To provide for a singular unit, the ends of the control rod guide tubes or thimbles are secured to the top and bottom nozzles. To accomplish this, typically, a stainless steel tube projecting from a nozzle is secured around each of the control rod guide thimbles. The guide thimbles are made of a special material which does not readily absorb neutrons developed by Westinghouse, Zircaloy. To secure the top nozzle to these guide thimbles, conventional methods such as welding cannot be used. Thus the thimble tubes are secured to the stainless steel tubes of the top nozzle by radially crimping the tubes together, usually at three axial locations, to secure the top nozzle to the fuel assembly.
Due to extended storage periods, spent fuel assemblies that have been stored in liquid, usually water, may have experienced corrosion, thereby rendering their removal by originally contemplated means impractical. Initially, the spent fuel assemblies were to have been transported in the same manner as fresh or new fuel assemblies are: via a tool which attaches to the nozzle at the top of the assembly. This method would allow the bulk of the assembly's mass to hang from the guide tubes, which are suspected of corrosion. The crimped segments below the nozzle are at risk of being torn by the weight of the assembly itself, if the assembly is lifted by the nozzle. Various tools and methods have been developed to transport a fuel assembly skeleton, or one which has had the nozzles and fuel rods removed therefrom, but are not capable of handling a fully loaded fuel assembly.

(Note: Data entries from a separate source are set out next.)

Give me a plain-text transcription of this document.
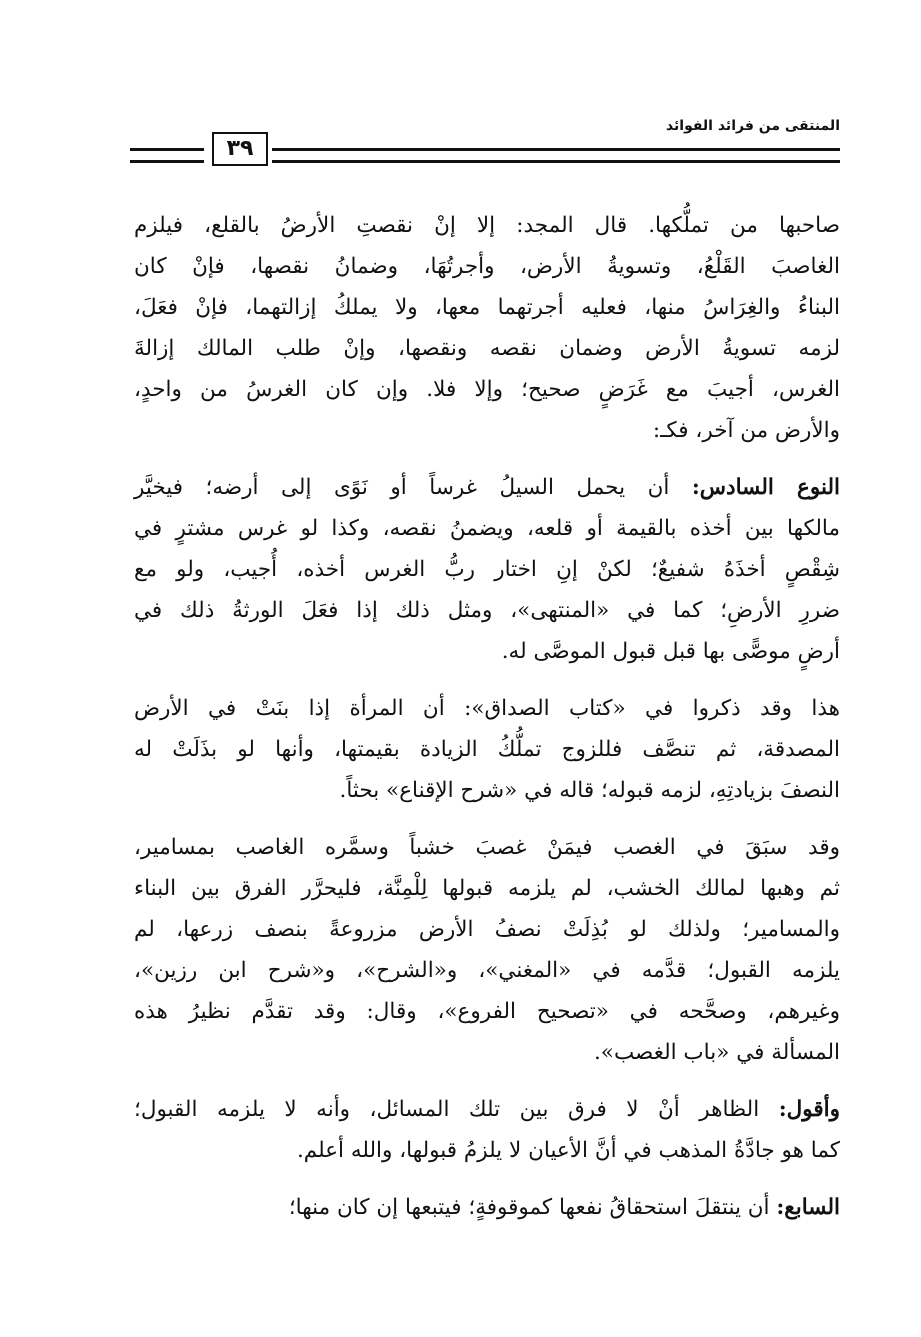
المنتقى من فرائد الفوائد
٣٩
صاحبها من تملُّكها. قال المجد: إلا إنْ نقصتِ الأرضُ بالقلع، فيلزم
الغاصبَ القَلْعُ، وتسويةُ الأرض، وأجرتُهَا، وضمانُ نقصها، فإنْ كان
البناءُ والغِرَاسُ منها، فعليه أجرتهما معها، ولا يملكُ إزالتهما، فإنْ فعَلَ،
لزمه تسويةُ الأرض وضمان نقصه ونقصها، وإنْ طلب المالك إزالةَ
الغرس، أجيبَ مع غَرَضٍ صحيح؛ وإلا فلا. وإن كان الغرسُ من واحدٍ،
والأرض من آخر، فكـ:
النوع السادس: أن يحمل السيلُ غرساً أو نَوًى إلى أرضه؛ فيخيَّر
مالكها بين أخذه بالقيمة أو قلعه، ويضمنُ نقصه، وكذا لو غرس مشترٍ في
شِقْصٍ أخذَهُ شفيعٌ؛ لكنْ إنِ اختار ربُّ الغرس أخذه، أُجيب، ولو مع
ضررِ الأرضِ؛ كما في «المنتهى»، ومثل ذلك إذا فعَلَ الورثةُ ذلك في
أرضٍ موصًّى بها قبل قبول الموصَّى له.
هذا وقد ذكروا في «كتاب الصداق»: أن المرأة إذا بنَتْ في الأرض
المصدقة، ثم تنصَّف فللزوج تملُّكُ الزيادة بقيمتها، وأنها لو بذَلَتْ له
النصفَ بزيادتِهِ، لزمه قبوله؛ قاله في «شرح الإقناع» بحثاً.
وقد سبَقَ في الغصب فيمَنْ غصبَ خشباً وسمَّره الغاصب بمسامير،
ثم وهبها لمالك الخشب، لم يلزمه قبولها لِلْمِنَّة، فليحرَّر الفرق بين البناء
والمسامير؛ ولذلك لو بُذِلَتْ نصفُ الأرض مزروعةً بنصف زرعها، لم
يلزمه القبول؛ قدَّمه في «المغني»، و«الشرح»، و«شرح ابن رزين»،
وغيرهم، وصحَّحه في «تصحيح الفروع»، وقال: وقد تقدَّم نظيرُ هذه
المسألة في «باب الغصب».
وأقول: الظاهر أنْ لا فرق بين تلك المسائل، وأنه لا يلزمه القبول؛
كما هو جادَّةُ المذهب في أنَّ الأعيان لا يلزمُ قبولها، والله أعلم.
السابع: أن ينتقلَ استحقاقُ نفعها كموقوفةٍ؛ فيتبعها إن كان منها؛
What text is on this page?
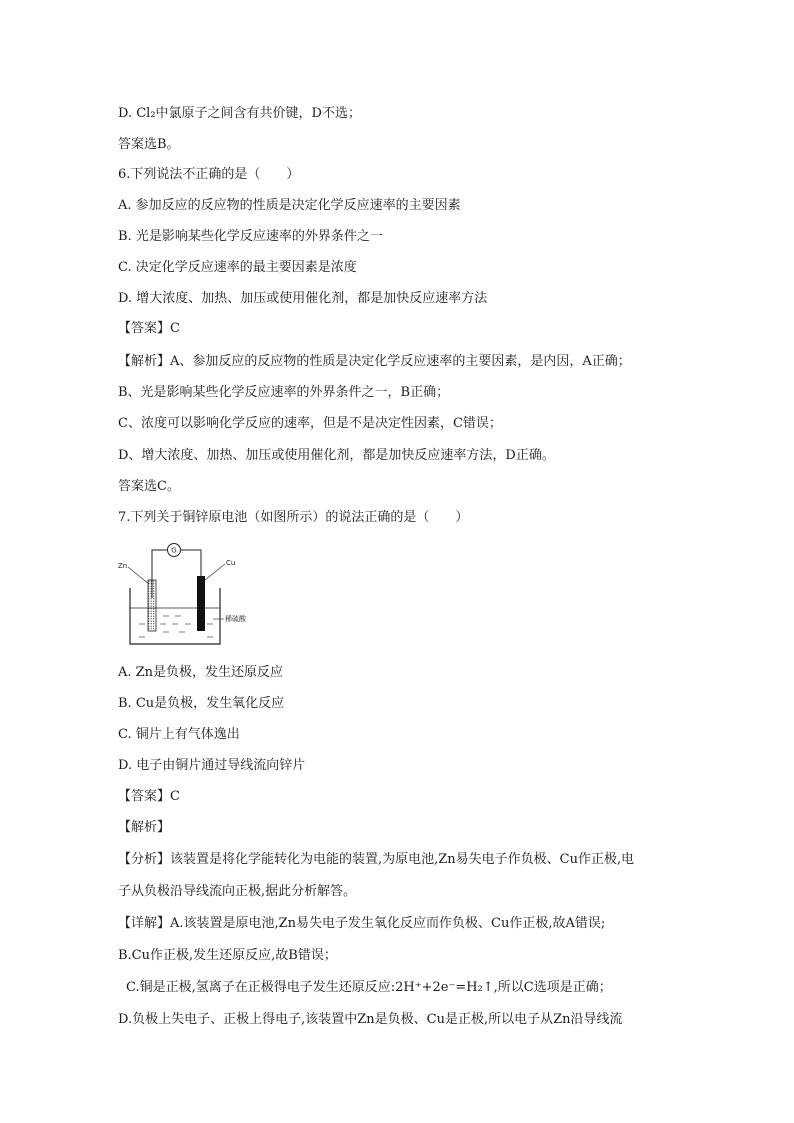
D. Cl₂中氯原子之间含有共价键，D不选；
答案选B。
6.下列说法不正确的是（　　）
A. 参加反应的反应物的性质是决定化学反应速率的主要因素
B. 光是影响某些化学反应速率的外界条件之一
C. 决定化学反应速率的最主要因素是浓度
D. 增大浓度、加热、加压或使用催化剂，都是加快反应速率方法
【答案】C
【解析】A、参加反应的反应物的性质是决定化学反应速率的主要因素，是内因，A正确；
B、光是影响某些化学反应速率的外界条件之一，B正确；
C、浓度可以影响化学反应的速率，但是不是决定性因素，C错误；
D、增大浓度、加热、加压或使用催化剂，都是加快反应速率方法，D正确。
答案选C。
7.下列关于铜锌原电池（如图所示）的说法正确的是（　　）
G
Zn	Cu
稀硫酸
A. Zn是负极，发生还原反应
B. Cu是负极，发生氧化反应
C. 铜片上有气体逸出
D. 电子由铜片通过导线流向锌片
【答案】C
【解析】
【分析】该装置是将化学能转化为电能的装置,为原电池,Zn易失电子作负极、Cu作正极,电
子从负极沿导线流向正极,据此分析解答。
【详解】A.该装置是原电池,Zn易失电子发生氧化反应而作负极、Cu作正极,故A错误;
B.Cu作正极,发生还原反应,故B错误；
C.铜是正极,氢离子在正极得电子发生还原反应:2H⁺+2e⁻=H₂↑,所以C选项是正确；
D.负极上失电子、正极上得电子,该装置中Zn是负极、Cu是正极,所以电子从Zn沿导线流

Since these spent fuel assemblies are stored in a spent fuel pool which can be about 10 m (32 ft.) deep, an operator of such a tool should be able to be confident that a fuel assembly on the remote end has been effectively gripped for safe handling. Because of this risk, a tool capable of lifting the full weight of the assembly, without overly stressing the crimped segment, is desirable.
It is thus an object of the present invention to provide an apparatus which is capable of lifting and transporting fully loaded fuel assemblies.

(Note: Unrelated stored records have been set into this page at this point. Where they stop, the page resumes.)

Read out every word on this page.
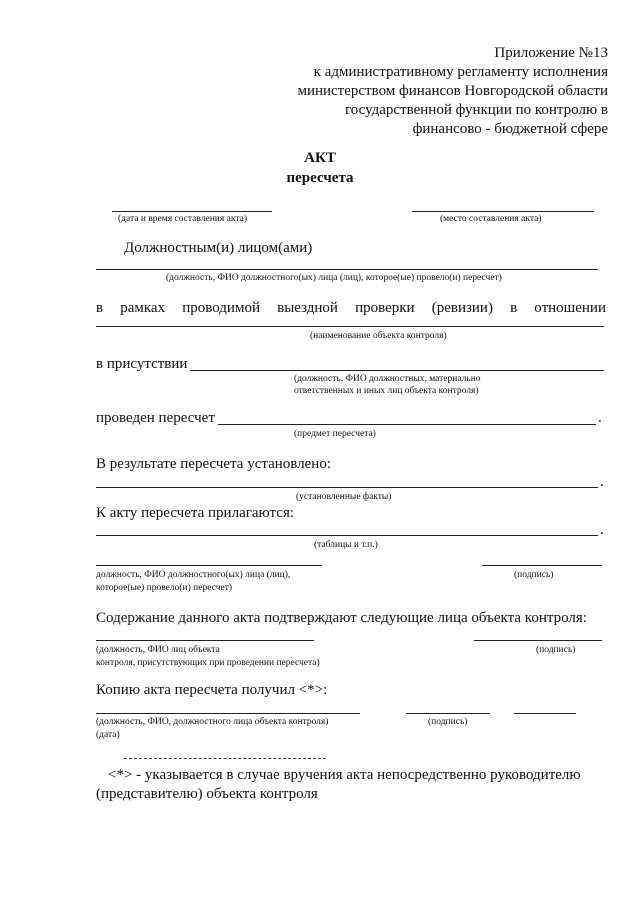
Приложение №13
к административному регламенту исполнения
министерством финансов Новгородской области
государственной функции по контролю в
финансово - бюджетной сфере
АКТ
пересчета
(дата и время составления акта)	(место составления акта)
Должностным(и) лицом(ами)
(должность, ФИО должностного(ых) лица (лиц), которое(ые) провело(и) пересчет)
в рамках проводимой выездной проверки (ревизии) в отношении
(наименование объекта контроля)
в присутствии
(должность, ФИО должностных, материально
ответственных и иных лиц объекта контроля)
проведен пересчет	.
(предмет пересчета)
В результате пересчета установлено:
.
(установленные факты)
К акту пересчета прилагаются:
.
(таблицы и т.п.)
должность, ФИО должностного(ых) лица (лиц),
которое(ые) провело(и) пересчет)
(подпись)
Содержание данного акта подтверждают следующие лица объекта контроля:
(должность, ФИО лиц объекта
контроля, присутствующих при проведении пересчета)
(подпись)
Копию акта пересчета получил <*>:
(должность, ФИО, должностного лица объекта контроля)	(подпись)
(дата)
<*> - указывается в случае вручения акта непосредственно руководителю
(представителю) объекта контроля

It is another object of the present invention to provide such a lifting device which will not overly stress components of the fuel assembly.
It is a further object of the present invention to provide an apparatus which will give a positive indication to an operator of a correct positioning of the device.
It is a still further object of the present invention to provide an apparatus which will indicate to the operator when a fuel assembly has been properly gripped, and to continue to monitor the integrity of the grip while transporting a fuel assembly.